Naissance d’un artiste feu-follet

« Aux fêtes de Noël, en 1986, quand Roberto avait 9 ans, je lui ai offert un chevalet avec des pinceaux et des peintures. Il n’y a jamais touché. Il sentait bien que je me cachais derrière-lui… Un homme d’affaires ne peint pas. » L’artiste est en gestation. Jean fait sa mue. L’art entre à petit feu dans sa vie. Lors de la visite du MoMA à New-York, le Museum of Modern Art, dans les années 80, il observe un papa avec son petit garçon de 3 ou 4 ans, qui sait à peine parler.

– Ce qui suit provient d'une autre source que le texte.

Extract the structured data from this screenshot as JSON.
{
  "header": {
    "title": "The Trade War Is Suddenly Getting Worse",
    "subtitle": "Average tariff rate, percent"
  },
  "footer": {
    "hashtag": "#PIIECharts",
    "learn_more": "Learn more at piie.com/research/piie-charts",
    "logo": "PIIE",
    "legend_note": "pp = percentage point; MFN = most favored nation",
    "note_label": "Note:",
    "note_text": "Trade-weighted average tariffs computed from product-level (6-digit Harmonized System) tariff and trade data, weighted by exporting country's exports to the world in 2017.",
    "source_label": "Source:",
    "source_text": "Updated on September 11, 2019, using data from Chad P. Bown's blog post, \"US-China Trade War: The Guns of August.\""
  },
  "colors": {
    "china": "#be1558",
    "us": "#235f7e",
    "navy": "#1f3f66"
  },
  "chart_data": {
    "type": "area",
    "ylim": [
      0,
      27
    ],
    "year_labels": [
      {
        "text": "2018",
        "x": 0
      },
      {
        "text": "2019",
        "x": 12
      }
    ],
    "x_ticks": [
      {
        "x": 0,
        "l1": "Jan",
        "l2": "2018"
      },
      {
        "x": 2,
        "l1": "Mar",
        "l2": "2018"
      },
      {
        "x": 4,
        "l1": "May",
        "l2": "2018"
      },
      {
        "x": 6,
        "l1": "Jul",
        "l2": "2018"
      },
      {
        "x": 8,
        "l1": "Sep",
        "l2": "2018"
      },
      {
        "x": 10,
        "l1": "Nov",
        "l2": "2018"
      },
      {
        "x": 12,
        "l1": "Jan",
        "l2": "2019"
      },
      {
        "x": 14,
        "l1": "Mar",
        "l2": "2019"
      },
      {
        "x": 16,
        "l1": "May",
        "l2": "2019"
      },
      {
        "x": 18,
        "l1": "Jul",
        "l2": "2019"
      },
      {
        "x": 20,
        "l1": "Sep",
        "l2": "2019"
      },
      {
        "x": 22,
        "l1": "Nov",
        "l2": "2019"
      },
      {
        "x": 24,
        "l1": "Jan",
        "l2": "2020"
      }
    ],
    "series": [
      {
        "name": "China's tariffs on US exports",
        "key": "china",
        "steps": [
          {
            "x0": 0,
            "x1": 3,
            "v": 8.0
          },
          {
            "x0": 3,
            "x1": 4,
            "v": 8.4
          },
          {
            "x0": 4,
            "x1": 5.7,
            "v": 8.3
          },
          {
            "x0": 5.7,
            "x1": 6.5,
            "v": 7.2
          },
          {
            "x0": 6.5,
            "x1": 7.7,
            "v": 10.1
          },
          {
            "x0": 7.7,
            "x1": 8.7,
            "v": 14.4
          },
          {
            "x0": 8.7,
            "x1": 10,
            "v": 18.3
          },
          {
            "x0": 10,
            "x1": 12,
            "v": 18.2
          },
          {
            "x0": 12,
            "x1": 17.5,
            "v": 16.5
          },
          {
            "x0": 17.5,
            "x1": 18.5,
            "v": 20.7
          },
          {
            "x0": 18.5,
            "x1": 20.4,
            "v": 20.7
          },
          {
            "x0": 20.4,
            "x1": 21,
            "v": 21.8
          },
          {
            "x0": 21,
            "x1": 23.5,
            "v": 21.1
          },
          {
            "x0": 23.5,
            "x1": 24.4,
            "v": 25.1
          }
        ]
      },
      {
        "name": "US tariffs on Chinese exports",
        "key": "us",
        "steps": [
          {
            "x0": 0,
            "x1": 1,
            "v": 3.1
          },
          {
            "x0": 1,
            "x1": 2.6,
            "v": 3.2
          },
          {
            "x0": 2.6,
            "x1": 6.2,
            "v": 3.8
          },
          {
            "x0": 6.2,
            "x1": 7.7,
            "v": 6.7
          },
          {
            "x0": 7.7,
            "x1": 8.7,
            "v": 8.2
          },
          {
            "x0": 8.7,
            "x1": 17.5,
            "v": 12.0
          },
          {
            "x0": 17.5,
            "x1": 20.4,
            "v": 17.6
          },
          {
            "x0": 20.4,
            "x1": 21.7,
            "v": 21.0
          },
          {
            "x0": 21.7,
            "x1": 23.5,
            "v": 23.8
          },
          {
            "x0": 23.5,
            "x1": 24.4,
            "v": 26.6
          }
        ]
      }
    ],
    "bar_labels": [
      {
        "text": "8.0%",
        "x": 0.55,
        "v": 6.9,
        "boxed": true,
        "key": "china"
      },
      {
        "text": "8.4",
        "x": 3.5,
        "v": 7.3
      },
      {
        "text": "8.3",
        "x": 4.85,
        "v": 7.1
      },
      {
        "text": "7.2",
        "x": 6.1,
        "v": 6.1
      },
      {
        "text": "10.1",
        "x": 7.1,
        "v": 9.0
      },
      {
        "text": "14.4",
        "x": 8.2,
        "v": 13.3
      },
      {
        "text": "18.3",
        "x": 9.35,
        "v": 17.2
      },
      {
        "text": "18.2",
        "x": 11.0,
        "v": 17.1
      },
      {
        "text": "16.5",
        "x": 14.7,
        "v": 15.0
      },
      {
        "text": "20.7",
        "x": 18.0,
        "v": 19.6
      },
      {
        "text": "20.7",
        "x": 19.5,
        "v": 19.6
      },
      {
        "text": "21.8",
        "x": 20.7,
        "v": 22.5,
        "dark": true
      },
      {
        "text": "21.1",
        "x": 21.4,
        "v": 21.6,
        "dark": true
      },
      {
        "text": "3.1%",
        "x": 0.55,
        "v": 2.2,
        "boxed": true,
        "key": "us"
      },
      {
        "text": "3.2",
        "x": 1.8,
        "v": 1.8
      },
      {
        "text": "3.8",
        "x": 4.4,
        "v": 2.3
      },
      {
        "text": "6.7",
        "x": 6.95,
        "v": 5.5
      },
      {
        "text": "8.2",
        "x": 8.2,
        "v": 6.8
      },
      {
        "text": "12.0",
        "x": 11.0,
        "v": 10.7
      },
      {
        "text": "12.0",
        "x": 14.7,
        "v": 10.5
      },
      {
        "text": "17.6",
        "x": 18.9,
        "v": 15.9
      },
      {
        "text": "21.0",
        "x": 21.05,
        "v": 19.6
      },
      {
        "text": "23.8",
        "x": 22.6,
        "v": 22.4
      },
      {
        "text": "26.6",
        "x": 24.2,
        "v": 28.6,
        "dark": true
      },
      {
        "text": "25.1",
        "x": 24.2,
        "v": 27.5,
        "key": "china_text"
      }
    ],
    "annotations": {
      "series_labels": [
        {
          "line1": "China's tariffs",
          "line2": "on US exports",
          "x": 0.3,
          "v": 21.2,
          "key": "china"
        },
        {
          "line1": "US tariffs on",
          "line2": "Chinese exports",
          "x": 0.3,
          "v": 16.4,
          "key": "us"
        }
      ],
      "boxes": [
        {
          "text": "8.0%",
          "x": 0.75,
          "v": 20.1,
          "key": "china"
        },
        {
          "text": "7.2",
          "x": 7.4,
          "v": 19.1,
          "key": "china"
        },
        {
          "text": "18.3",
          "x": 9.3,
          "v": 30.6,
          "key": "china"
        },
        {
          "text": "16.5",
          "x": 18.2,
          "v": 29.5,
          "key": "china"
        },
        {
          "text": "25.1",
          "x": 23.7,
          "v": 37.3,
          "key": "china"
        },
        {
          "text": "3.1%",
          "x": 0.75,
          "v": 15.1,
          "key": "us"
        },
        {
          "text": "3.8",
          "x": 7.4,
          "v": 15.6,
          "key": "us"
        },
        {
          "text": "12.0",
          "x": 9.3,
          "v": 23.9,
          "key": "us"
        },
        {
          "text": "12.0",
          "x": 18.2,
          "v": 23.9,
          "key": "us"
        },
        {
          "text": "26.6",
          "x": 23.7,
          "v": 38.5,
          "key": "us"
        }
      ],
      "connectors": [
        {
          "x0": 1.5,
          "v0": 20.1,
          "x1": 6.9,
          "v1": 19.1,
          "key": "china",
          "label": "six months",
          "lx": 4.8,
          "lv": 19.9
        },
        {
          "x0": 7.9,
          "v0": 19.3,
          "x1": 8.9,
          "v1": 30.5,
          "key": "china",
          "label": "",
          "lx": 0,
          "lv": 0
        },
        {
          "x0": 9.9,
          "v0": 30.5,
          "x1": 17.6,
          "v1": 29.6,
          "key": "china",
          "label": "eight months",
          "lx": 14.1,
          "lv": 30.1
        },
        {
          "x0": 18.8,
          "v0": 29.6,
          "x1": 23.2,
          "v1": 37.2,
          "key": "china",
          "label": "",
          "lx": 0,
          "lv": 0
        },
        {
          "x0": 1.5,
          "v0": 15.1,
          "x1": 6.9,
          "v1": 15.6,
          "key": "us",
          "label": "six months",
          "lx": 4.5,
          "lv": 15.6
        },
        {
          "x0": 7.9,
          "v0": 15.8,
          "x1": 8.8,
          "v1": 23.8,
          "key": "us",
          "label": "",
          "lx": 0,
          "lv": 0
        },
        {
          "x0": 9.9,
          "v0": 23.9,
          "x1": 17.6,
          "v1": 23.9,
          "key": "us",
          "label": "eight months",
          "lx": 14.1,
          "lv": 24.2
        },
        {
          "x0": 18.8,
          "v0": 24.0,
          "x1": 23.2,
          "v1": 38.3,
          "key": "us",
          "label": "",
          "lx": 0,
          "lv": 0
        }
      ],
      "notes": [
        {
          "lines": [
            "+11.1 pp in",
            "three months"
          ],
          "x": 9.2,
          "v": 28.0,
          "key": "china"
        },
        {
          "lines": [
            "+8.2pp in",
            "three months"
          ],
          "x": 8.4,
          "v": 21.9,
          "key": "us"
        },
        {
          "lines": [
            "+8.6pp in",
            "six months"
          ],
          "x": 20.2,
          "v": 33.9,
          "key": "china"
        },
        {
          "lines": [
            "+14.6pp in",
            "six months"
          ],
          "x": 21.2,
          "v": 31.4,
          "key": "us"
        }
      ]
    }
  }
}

Choqué par ce papa qui présente à son fils les noms des artistes de ces œuvres illustres, alors qu’il sait à peine parler, Jean décide, en rentrant à Anvers, de se former dans l’art. Alors qu’il approche de la quarantaine, il s’inscrit à des cours du soir. De 1986 jusqu’en 2015, il est un élève sérieux et passionné. Il pratique toutes les disciplines : la céramique, la peinture, la sculpture, etc. « Cela fait 35 ans que je peins. Cela fait 11 ans que je suis dans l’art du feu. Et, cela fait 20 ans que je suis dans l’abstraction. » Tout en l’apprenant, il expérimente le symbolisme, le surréalisme, et, au début des années 2000 il s’immerge dans l’abstraction. L’un de ses talents artistiques est de mettre le feu à ses peintures. Il manie le chalumeau avec brio. Il glisse dans ses œuvres, la lueur d’une flamme, l’ombre d’une fumée, la noirceur d’une cendre.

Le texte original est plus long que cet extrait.